The market’s reaction was largely influenced by speculation that Washington and Tehran might have reached a preliminary accord aimed at extending the ceasefire and reopening the strategically crucial Strait of Hormuz. Iranian media indicated that the proposal was under final review by Tehran, though a conclusive decision had yet to be made. The prospect of improved oil shipments through the strait alleviated some supply disruption concerns that had recently driven prices upward. Nonetheless, uncertainty lingers as current shipping activity through the waterway remains below the levels seen before the conflict.
Analysts observed that market participants are closely monitoring developments regarding the potential U.S.-Iran deal, with many investors opting to close bullish positions as oil prices continue their downward trajectory. Despite the recent price drop, forecasts suggest that oil prices might stay high if shipping interruptions endure for an extended period.

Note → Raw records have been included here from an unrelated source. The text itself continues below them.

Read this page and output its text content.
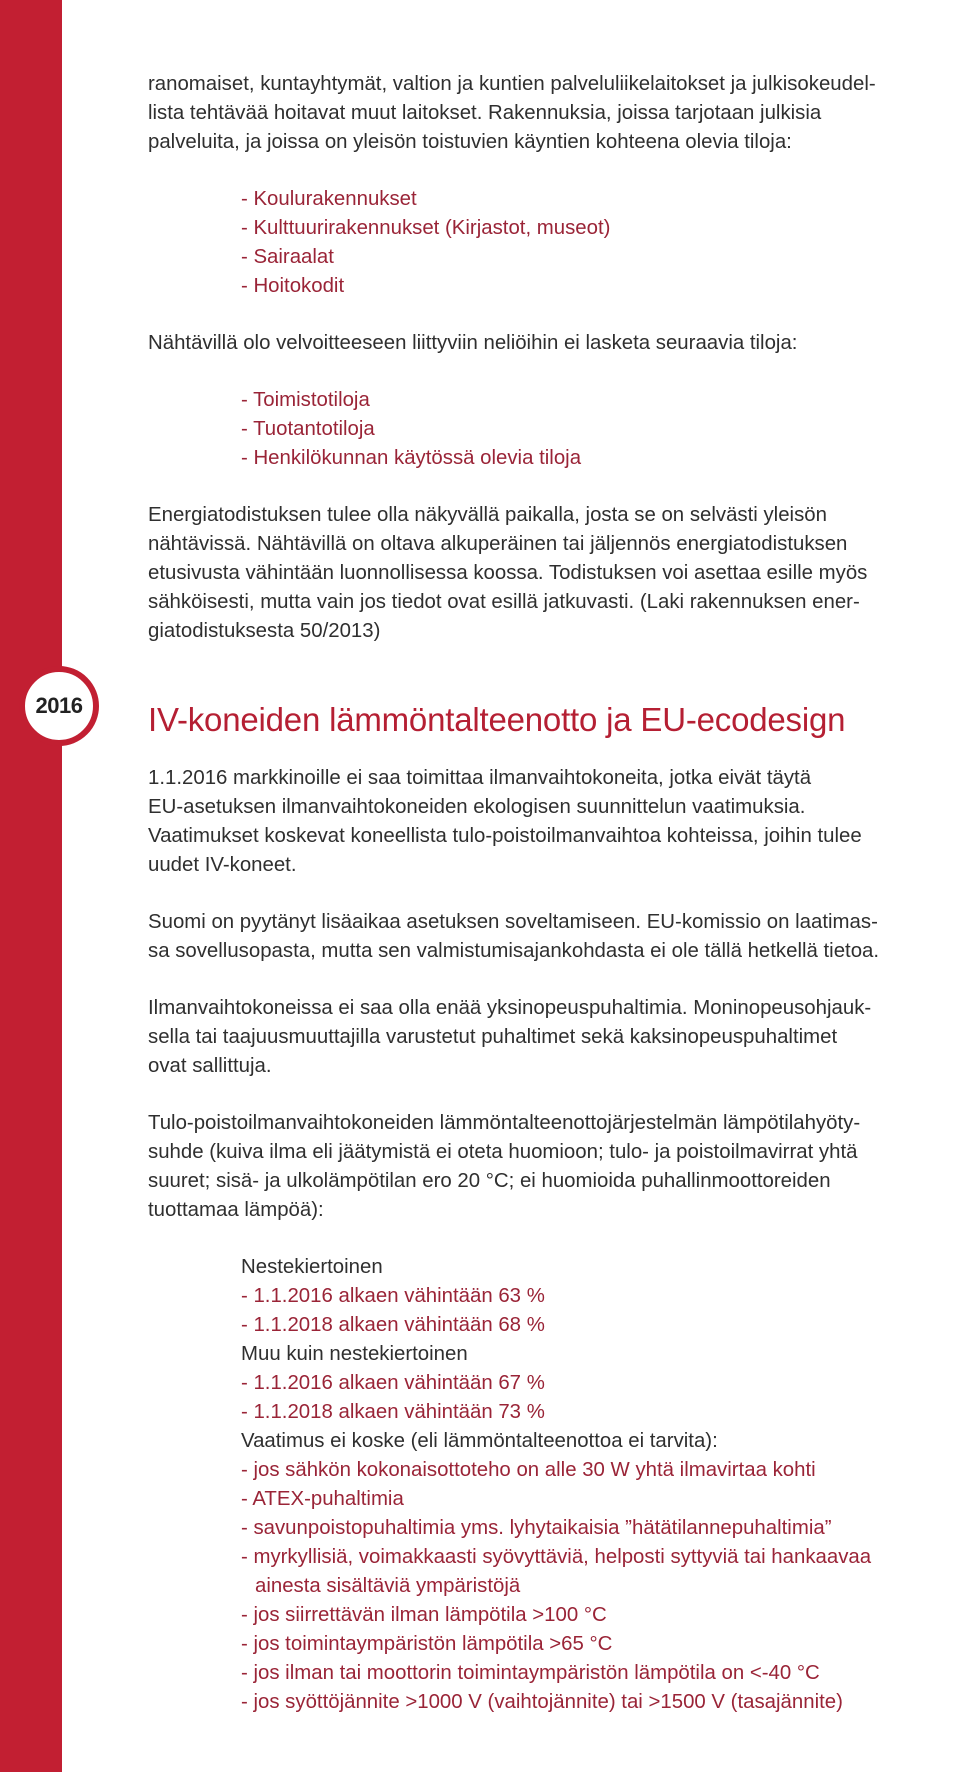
2016

ranomaiset, kuntayhtymät, valtion ja kuntien palveluliikelaitokset ja julkisokeudel-

lista tehtävää hoitavat muut laitokset. Rakennuksia, joissa tarjotaan julkisia

palveluita, ja joissa on yleisön toistuvien käyntien kohteena olevia tiloja:

- Koulurakennukset
- Kulttuurirakennukset (Kirjastot, museot)
- Sairaalat
- Hoitokodit

Nähtävillä olo velvoitteeseen liittyviin neliöihin ei lasketa seuraavia tiloja:

- Toimistotiloja
- Tuotantotiloja
- Henkilökunnan käytössä olevia tiloja

Energiatodistuksen tulee olla näkyvällä paikalla, josta se on selvästi yleisön

nähtävissä. Nähtävillä on oltava alkuperäinen tai jäljennös energiatodistuksen

etusivusta vähintään luonnollisessa koossa. Todistuksen voi asettaa esille myös

sähköisesti, mutta vain jos tiedot ovat esillä jatkuvasti. (Laki rakennuksen ener-

giatodistuksesta 50/2013)

IV-koneiden lämmöntalteenotto ja EU-ecodesign

1.1.2016 markkinoille ei saa toimittaa ilmanvaihtokoneita, jotka eivät täytä

EU-asetuksen ilmanvaihtokoneiden ekologisen suunnittelun vaatimuksia.

Vaatimukset koskevat koneellista tulo-poistoilmanvaihtoa kohteissa, joihin tulee

uudet IV-koneet.

Suomi on pyytänyt lisäaikaa asetuksen soveltamiseen. EU-komissio on laatimas-

sa sovellusopasta, mutta sen valmistumisajankohdasta ei ole tällä hetkellä tietoa.

Ilmanvaihtokoneissa ei saa olla enää yksinopeuspuhaltimia. Moninopeusohjauk-

sella tai taajuusmuuttajilla varustetut puhaltimet sekä kaksinopeuspuhaltimet

ovat sallittuja.

Tulo-poistoilmanvaihtokoneiden lämmöntalteenottojärjestelmän lämpötilahyöty-

suhde (kuiva ilma eli jäätymistä ei oteta huomioon; tulo- ja poistoilmavirrat yhtä

suuret; sisä- ja ulkolämpötilan ero 20 °C; ei huomioida puhallinmoottoreiden

tuottamaa lämpöä):

Nestekiertoinen
- 1.1.2016 alkaen vähintään 63 %
- 1.1.2018 alkaen vähintään 68 %
Muu kuin nestekiertoinen
- 1.1.2016 alkaen vähintään 67 %
- 1.1.2018 alkaen vähintään 73 %
Vaatimus ei koske (eli lämmöntalteenottoa ei tarvita):
- jos sähkön kokonaisottoteho on alle 30 W yhtä ilmavirtaa kohti
- ATEX-puhaltimia
- savunpoistopuhaltimia yms. lyhytaikaisia ”hätätilannepuhaltimia”
- myrkyllisiä, voimakkaasti syövyttäviä, helposti syttyviä tai hankaavaa
ainesta sisältäviä ympäristöjä
- jos siirrettävän ilman lämpötila >100 °C
- jos toimintaympäristön lämpötila >65 °C
- jos ilman tai moottorin toimintaympäristön lämpötila on <-40 °C
- jos syöttöjännite >1000 V (vaihtojännite) tai >1500 V (tasajännite)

In the meantime, Saudi Arabia is anticipated to reduce its official selling prices for crude oil exports to Asia for the second month in a row, reflecting weaker demand and decreasing spot market premiums. Demand from major Asian buyers has remained modest, even as supply concerns in the Middle East persist. Additionally, recent U.S. inventory reports indicated declines in crude oil, gasoline, and distillate stockpiles, signifying stronger domestic demand and increased refinery activity.